First of all, based on the document diagram, we can immediately identify two main things:

  • The User document is a root document, embedded to it we will have Token and MfaDevice. When it comes to working with Redis.OM, we should mark under an index all the root documents (Hence, we don’t index the other mapping classes besides User).

  • We are leveraging int for the Id fields, we could leverage something else such as Guid v7 which has a timestamp component added to it, functionality that is analogous to a ULID (something Redis uses by default). And so will be leveraging through code and a small index field to keep track of the latest id field when inserting new documents. It’s also worth noting that when seeding values, we can leverage f.IndexFaker + 1 when calculating a hard-set id for a record. We do the + 1 because the index starts at 0, and if we try to send such a value as an Id for Redis it will take it as null and try to auto-generate an ULID on its own and it will fail since it will try to save it in an int field.

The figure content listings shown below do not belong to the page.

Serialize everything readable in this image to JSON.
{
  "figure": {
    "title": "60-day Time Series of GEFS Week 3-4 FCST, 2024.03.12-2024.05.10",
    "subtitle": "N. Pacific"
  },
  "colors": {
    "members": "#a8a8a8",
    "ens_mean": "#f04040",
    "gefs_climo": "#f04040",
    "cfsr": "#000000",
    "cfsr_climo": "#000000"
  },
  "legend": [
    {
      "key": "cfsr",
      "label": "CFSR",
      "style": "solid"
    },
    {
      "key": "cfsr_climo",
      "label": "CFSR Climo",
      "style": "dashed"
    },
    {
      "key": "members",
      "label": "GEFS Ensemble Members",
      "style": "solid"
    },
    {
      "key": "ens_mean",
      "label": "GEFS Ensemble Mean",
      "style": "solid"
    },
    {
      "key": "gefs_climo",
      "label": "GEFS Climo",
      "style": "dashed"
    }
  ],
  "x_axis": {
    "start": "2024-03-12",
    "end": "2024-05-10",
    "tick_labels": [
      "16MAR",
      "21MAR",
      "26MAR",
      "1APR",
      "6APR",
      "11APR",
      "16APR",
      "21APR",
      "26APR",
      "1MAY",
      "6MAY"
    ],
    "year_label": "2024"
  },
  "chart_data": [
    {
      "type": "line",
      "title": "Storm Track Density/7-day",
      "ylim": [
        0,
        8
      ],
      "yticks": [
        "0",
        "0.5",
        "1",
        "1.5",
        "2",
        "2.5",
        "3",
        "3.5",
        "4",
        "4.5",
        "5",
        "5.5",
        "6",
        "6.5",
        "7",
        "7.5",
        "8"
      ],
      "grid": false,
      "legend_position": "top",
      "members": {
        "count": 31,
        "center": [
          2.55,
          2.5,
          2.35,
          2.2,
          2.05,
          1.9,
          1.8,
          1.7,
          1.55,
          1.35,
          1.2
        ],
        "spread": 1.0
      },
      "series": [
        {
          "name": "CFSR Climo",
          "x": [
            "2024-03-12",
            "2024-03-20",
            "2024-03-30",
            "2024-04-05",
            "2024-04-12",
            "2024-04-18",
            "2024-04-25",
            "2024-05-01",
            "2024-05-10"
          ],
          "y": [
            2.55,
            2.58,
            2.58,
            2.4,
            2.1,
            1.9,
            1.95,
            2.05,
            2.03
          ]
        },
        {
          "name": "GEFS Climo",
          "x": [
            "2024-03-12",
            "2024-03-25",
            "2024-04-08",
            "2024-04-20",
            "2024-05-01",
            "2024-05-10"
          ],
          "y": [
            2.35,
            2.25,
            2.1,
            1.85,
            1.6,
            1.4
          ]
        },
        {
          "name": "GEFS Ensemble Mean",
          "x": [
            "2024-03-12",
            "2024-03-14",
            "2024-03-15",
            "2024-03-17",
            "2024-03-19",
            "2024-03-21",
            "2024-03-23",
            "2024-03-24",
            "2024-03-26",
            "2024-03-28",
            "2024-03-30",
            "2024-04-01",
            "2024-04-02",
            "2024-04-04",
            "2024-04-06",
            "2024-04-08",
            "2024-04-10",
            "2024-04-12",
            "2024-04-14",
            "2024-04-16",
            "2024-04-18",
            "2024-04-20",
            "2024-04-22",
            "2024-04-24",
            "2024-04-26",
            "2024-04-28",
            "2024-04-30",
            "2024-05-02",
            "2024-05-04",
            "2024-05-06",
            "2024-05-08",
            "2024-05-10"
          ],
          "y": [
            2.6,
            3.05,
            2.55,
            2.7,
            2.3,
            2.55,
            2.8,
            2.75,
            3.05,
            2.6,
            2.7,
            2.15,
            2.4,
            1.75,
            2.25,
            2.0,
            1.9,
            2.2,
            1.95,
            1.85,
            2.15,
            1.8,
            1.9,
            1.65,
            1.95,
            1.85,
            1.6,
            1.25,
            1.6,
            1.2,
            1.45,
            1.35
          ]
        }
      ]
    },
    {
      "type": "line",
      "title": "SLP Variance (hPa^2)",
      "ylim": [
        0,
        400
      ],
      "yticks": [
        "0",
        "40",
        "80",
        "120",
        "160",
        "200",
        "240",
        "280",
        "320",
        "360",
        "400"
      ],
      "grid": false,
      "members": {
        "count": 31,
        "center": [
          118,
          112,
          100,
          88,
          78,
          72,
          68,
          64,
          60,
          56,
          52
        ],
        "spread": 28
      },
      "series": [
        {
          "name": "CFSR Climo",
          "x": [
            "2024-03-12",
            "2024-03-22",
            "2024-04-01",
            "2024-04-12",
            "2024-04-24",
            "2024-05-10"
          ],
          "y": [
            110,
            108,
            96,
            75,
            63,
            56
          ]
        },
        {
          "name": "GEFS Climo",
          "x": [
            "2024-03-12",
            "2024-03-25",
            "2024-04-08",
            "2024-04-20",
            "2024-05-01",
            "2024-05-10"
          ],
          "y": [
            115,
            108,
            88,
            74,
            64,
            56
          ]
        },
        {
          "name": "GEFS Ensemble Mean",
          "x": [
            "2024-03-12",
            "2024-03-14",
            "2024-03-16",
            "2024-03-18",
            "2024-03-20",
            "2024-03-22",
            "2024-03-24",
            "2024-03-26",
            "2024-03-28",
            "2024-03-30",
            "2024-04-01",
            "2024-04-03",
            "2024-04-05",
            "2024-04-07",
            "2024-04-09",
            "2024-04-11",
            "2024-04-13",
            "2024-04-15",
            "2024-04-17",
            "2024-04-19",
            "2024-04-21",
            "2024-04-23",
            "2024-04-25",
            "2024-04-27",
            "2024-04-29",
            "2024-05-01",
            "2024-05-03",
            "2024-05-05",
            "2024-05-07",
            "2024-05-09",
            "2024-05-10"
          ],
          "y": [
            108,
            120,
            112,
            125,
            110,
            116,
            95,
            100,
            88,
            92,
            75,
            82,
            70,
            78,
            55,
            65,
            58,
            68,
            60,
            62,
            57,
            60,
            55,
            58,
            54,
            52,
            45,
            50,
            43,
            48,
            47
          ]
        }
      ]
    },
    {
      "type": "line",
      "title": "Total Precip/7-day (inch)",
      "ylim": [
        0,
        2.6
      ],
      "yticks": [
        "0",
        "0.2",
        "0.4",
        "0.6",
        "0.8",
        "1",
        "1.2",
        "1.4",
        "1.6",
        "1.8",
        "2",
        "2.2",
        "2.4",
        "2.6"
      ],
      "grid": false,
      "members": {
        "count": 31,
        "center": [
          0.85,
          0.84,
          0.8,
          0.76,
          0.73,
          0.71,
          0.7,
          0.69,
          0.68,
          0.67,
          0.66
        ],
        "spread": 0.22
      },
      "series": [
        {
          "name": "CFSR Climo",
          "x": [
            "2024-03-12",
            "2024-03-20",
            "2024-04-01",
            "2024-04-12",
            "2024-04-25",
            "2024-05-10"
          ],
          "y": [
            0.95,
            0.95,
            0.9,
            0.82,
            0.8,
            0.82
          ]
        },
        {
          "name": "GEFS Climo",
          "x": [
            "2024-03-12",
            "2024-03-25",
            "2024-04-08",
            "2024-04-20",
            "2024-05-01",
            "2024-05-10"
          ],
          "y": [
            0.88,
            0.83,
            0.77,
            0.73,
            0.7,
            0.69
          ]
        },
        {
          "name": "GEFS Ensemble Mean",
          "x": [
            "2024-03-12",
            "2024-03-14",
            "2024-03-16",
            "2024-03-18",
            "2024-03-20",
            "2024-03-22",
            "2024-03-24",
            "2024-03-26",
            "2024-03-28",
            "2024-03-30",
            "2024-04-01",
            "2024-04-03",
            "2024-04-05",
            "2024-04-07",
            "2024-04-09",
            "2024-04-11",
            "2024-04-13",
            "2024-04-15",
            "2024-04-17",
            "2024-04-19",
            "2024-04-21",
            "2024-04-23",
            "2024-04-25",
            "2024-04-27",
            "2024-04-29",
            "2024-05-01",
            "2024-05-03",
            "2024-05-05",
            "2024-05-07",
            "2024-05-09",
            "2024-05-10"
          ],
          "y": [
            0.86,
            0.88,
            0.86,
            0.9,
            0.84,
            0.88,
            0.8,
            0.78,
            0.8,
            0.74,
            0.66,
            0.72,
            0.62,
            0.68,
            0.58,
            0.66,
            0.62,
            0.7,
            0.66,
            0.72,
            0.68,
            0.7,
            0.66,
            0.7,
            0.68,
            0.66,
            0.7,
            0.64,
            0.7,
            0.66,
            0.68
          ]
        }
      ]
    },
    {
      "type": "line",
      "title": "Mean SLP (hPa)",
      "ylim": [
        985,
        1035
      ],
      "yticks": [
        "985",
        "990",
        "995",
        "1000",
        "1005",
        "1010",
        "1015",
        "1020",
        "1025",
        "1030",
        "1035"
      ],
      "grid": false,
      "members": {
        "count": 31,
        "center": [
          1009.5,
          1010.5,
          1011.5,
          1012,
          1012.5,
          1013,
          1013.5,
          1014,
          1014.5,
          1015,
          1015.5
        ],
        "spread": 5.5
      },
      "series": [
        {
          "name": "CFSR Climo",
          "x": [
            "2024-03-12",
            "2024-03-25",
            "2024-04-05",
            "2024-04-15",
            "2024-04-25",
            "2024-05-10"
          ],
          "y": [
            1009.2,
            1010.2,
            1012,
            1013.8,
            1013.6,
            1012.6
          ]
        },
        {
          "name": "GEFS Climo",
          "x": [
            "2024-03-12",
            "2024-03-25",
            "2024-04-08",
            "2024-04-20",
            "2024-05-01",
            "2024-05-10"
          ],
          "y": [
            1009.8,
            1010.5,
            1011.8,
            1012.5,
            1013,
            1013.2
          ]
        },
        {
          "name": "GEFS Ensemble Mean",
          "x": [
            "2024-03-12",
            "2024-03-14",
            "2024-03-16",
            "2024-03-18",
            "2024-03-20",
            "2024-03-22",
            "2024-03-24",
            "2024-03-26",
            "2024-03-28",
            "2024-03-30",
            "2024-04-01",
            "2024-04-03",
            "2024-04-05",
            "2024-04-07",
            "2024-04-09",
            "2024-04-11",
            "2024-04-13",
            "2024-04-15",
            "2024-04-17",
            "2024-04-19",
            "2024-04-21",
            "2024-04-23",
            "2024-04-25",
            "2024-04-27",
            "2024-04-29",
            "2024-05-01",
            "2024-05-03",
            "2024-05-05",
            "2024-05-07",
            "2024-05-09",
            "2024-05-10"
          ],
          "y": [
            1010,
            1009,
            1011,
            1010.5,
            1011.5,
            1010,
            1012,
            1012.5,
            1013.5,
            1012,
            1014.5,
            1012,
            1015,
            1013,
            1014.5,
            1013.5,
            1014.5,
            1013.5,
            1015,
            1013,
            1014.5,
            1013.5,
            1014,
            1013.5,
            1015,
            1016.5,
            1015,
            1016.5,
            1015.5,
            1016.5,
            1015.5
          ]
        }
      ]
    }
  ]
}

Note: If you need to check for the indexes that are present in the Redis instance, you can head into the container and introduce: redis-cli > FT._LIST

A really important service we have to disclose is DataServicesInstaller, this takes care of leveraging everything that’s under the Data folder, it will both register necessary services in order to talk to Redis (both from the Redis.OM and Microsoft.Extensions.Caching.StackExchangeRedis packages), and it will also initiate a IHostedService (RedisMigrator) that will be in charge of migrating neccesary indexes and other things that the database needs and in case a change takes place it will try to run idempotent methods in order to get the database up to speed (loose structure integrity).
Plus also having the ability to seed data in case the right configuration is in place, the moment the app is shutdown it also has a configurable behavior that will attempt to wipe the Redis instance clean of the things specific to the Auth Module.

NuGet and Configurations

When it comes to the NuGet packages that the auth module will leverage, we will copy the same cross cutting concern ones (static analyzers, loggers). Plus Redis dependencies and a faker library that can help us with seeding Bogus.

<ItemGroup>
        <!--Cross-Cutting Concerns-->
        <PackageReference Include="SonarAnalyzer.CSharp"/>
        <PackageReference Include="StyleCop.Analyzers"/>
        <PackageReference Include="Serilog.AspNetCore"/>
        <PackageReference Include="Serilog.Enrichers.Environment"/>
        <PackageReference Include="Serilog.Enrichers.Thread"/>
        <PackageReference Include="Serilog.Sinks.Async"/>

        <!--Redis Dependencies-->
        <PackageReference Include="Microsoft.Extensions.Caching.StackExchangeRedis"/>
        <PackageReference Include="Redis.OM"/>

        <!--Faker-->
        <PackageReference Include="Bogus"/>
    </ItemGroup>

It’s also worth noting that there is a really important service called ConfigurationServicesInstaller, this takes care of leveraging the Options<T> pattern so that we register any type of configuration instance that needs to be registered by being fed from the API’s configuration instance.

Notes

  • Most of the design decisions behind the usage of interfaces for collections plus making them init-only come from static analyzer suggestions

  • When logging, there’s a way to micro-optimize even further, specially with high-troughput logging scenarios, by avoiding boxing and reducing garbage by coding predefined templates for different logging events, this however will impose a much higher cognitive overhead since this is pushing logging towards a much more structured and complex design, and indirectly strays away from really ad-hoc/sporadic logging messages and introducing the need for pre-defined logging events and metadata assigned to them.